Quand les mœurs se corrompirent, quand la raison commença d'examiner ses croyances avec aversion, il lui fut aisé sans doute de reconnoître la fausseté du polythéisme : mais ce n'étoit pas ce qu'il y avoit de faux dans la Religion, qui contra

rioit les penchans du cœur, et par conséquent excitoit sa haine : aussi la philosophie, laissant l'idolâtrie en paix, dirigea principalement ses attaques contre les vérités importunes aux passions, contre les principes de la morale, contre les peines et les récompenses futures, contre l'immortalité de l'ame et l'existence de Dieu.

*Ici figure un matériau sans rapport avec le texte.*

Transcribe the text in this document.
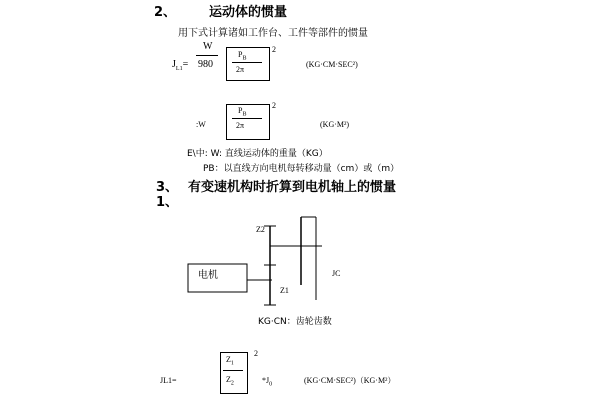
2、	运动体的惯量
用下式计算诸如工作台、工件等部件的惯量
$J_{L1}=$
W
980
$P_B$
2π
2
(KG·CM·SEC²)
:W
$P_B$
2π
2
(KG·M²)
E\中: W: 直线运动体的重量（KG）
PB：以直线方向电机每转移动量（cm）或（m）
3、 有变速机构时折算到电机轴上的惯量
1、
电机
Z2
Z1
JC
KG·CN：齿轮齿数
JL1=
$Z_1$
$Z_2$
2
$*J_0$	(KG·CM·SEC²)（KG·M²）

La licence qu'elle protégeoit lui fournit de nombreux disciples: mais, loin de révoquer en doute la nécessité politique de la Religion, ils en furent tellement frappés, qu'ils la confondirent avec les institutions purement politiques, et la crurent une invention du législateur. A ce titre, elle demeura extérieurement sacrée comme les lois ; et le magistrat, imbu des maximes athées d'Epicure, auroit puni, avec une inflexible sévérité, toute atteinte portée au culte établi.

Avant d'examiner ce systême philosophique, il est à propos de le voir, pour ainsi dire, en action, chez les anciens et chez les modernes. C'est le plus court et le plus sûr moyen pour s'en former une juste idée.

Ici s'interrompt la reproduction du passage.